I don’t have an alarm clock, I have cats
I rescued a seagull, taught it karate and named it Steven, so what?
cashier: alright, you have a good day now!
me (offended, grabbing my 2 40s & box of donuts): I’ll do nothing of the sort
My friend Luke didn’t realise until he was an adult that lukewarm was a real temperature, he thought it was just a term his mum used to describe his bath water.
Can’t, I’m in big trouble with the wife. I invited a couple to a party that she’s planning without telling her.
If you pour two beers in one glass, it’s just one beer.
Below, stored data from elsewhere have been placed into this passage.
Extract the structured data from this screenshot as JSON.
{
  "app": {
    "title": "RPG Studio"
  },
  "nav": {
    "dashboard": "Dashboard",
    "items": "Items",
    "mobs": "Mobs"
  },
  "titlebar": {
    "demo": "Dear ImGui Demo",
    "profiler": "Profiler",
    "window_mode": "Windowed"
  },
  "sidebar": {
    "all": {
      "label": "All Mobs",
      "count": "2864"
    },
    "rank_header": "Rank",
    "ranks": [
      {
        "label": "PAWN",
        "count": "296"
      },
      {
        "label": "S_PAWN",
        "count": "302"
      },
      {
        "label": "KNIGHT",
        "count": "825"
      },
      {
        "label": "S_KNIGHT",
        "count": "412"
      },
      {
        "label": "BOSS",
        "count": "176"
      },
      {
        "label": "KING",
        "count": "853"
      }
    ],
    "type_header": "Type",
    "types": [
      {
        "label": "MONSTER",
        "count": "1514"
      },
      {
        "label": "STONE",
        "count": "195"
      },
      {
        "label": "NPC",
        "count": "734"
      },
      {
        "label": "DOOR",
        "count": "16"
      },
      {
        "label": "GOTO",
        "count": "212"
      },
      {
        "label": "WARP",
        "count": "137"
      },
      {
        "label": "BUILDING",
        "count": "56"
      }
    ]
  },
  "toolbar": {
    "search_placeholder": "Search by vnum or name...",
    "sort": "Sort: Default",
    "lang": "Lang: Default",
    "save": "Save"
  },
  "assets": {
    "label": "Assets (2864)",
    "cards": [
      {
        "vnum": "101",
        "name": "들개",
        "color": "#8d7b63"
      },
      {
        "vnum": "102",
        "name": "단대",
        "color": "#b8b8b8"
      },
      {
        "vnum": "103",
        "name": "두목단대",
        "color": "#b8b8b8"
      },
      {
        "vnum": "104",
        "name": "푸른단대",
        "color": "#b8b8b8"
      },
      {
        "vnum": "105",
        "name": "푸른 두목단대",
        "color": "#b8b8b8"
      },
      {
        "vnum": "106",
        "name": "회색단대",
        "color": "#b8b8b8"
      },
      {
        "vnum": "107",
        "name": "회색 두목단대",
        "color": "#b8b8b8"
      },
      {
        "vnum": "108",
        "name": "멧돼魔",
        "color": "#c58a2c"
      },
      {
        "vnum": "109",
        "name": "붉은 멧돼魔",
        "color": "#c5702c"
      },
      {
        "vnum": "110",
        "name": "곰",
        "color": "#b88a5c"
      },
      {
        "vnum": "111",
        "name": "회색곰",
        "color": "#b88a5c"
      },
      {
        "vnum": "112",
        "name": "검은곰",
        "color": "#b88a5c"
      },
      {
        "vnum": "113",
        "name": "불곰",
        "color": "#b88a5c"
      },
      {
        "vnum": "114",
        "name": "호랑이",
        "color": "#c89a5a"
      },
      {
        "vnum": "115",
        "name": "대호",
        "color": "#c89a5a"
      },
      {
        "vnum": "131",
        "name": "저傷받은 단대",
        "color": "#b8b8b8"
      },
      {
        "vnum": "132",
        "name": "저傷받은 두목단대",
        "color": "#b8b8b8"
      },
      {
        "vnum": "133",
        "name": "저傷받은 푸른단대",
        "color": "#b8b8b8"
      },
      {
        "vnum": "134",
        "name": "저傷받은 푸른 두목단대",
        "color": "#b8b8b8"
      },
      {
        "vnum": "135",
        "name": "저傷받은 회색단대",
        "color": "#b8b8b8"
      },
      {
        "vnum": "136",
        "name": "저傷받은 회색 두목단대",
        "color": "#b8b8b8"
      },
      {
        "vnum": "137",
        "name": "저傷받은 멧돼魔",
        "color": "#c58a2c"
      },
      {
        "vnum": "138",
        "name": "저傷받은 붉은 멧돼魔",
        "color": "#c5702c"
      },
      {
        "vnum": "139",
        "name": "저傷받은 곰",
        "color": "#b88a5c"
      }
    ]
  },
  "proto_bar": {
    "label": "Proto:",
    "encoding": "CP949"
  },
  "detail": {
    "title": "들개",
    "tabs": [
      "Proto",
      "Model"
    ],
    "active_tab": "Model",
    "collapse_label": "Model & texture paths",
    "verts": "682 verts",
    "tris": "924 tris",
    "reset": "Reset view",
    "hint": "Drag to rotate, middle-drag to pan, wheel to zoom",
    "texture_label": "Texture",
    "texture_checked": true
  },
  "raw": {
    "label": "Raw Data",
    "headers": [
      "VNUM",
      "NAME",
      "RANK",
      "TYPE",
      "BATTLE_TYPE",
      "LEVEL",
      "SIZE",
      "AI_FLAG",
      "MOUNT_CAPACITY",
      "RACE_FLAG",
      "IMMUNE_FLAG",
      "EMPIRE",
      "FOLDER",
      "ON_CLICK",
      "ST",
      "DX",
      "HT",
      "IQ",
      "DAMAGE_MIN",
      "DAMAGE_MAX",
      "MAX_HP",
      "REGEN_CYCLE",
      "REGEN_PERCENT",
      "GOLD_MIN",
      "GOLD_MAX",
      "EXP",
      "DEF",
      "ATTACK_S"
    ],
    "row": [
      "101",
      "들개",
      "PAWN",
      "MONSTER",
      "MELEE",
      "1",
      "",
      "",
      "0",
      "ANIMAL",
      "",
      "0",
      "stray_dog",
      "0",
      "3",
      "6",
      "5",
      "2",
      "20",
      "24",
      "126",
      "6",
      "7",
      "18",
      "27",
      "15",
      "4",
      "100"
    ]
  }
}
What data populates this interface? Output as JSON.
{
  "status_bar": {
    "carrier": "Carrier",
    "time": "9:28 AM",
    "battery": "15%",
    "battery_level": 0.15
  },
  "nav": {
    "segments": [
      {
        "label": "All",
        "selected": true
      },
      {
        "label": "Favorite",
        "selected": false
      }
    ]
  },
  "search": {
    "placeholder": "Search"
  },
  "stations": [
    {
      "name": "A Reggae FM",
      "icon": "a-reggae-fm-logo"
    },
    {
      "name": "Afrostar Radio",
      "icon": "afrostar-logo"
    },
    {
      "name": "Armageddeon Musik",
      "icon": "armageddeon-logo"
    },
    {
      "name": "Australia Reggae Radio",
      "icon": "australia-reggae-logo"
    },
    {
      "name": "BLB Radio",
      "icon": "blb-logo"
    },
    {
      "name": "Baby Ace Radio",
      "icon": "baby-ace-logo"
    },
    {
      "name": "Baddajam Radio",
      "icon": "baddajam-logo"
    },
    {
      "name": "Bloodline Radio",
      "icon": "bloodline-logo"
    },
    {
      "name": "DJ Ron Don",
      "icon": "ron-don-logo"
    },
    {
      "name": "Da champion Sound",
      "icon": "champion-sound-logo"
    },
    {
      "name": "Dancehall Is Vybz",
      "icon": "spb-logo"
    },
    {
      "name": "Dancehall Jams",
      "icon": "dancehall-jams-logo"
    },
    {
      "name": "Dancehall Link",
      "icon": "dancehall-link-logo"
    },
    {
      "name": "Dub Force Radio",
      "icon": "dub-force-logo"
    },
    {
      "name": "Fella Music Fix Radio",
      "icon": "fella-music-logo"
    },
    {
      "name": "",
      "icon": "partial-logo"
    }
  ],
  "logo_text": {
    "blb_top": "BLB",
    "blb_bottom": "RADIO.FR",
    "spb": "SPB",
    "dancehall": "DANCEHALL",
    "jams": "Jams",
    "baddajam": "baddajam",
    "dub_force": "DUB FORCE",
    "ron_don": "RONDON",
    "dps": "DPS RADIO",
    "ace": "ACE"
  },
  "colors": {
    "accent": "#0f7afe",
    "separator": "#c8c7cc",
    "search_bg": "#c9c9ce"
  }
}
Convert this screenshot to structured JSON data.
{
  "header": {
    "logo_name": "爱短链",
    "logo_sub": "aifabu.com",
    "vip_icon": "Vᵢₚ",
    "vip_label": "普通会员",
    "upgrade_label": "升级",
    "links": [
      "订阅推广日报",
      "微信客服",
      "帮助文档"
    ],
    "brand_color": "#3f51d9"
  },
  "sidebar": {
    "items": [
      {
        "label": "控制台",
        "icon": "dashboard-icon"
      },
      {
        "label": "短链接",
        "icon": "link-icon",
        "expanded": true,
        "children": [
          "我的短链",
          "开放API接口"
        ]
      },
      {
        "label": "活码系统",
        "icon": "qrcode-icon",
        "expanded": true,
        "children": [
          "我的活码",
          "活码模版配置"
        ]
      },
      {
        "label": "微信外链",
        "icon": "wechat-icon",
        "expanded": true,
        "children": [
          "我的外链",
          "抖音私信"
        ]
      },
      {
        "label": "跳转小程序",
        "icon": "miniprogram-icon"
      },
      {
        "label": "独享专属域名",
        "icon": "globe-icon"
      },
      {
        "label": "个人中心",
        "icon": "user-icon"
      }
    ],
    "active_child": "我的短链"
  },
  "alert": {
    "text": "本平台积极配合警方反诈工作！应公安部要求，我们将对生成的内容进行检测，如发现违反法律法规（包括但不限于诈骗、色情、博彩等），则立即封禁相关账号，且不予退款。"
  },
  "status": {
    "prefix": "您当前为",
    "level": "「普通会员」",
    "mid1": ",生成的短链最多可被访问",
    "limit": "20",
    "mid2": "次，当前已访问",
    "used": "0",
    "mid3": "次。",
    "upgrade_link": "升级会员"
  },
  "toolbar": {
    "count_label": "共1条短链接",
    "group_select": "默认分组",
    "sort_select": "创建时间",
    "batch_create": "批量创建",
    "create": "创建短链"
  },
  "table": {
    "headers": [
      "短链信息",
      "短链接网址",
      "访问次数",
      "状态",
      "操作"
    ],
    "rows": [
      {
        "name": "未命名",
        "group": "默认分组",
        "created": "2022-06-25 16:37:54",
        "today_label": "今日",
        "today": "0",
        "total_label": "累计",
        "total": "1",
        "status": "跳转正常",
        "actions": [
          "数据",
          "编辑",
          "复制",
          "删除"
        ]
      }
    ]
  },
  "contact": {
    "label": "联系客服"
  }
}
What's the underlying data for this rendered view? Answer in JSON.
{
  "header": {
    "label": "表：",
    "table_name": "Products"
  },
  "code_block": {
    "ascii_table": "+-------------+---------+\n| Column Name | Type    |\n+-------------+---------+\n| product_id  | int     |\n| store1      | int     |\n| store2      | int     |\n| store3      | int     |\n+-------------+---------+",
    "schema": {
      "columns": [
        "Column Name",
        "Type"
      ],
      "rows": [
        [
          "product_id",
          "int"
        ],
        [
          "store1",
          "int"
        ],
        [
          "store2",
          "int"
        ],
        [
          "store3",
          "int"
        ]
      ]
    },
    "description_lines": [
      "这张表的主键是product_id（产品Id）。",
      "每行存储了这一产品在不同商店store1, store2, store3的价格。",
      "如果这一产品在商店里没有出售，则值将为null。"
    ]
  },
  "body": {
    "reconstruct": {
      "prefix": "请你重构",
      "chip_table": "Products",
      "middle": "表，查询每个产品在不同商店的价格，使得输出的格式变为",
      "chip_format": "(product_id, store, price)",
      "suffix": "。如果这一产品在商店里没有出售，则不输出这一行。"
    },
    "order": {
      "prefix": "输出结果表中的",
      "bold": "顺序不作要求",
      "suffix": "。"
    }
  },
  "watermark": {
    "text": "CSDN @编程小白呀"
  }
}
13: Want to drive me to school?
Me: Not really, that’s why you take the bus.
13: We can stop at Starbucks on the way.
Me: It’s not on the way.
13: I’ll pay.
Me: You should lead with that next time. Let’s go.
I assured my wife that I should be left alone to play video games because I had plenty of time to get the dry cleaning and now I’m here and the cleaners decided to close early today for a “family event” and I think I just shouldn’t bother going home and just walk into the ocean.
The only thing worse than watching a 30-minute cartoon is not watching it then listening to your kid’s 45-minute recap.
Balloons are all fun and games til they start to deflate and float around at eye level being terrifying
the most impressive scene in any spy movie is in Casino Royale when james bond is in a hotel shower and knows immediately how to use it.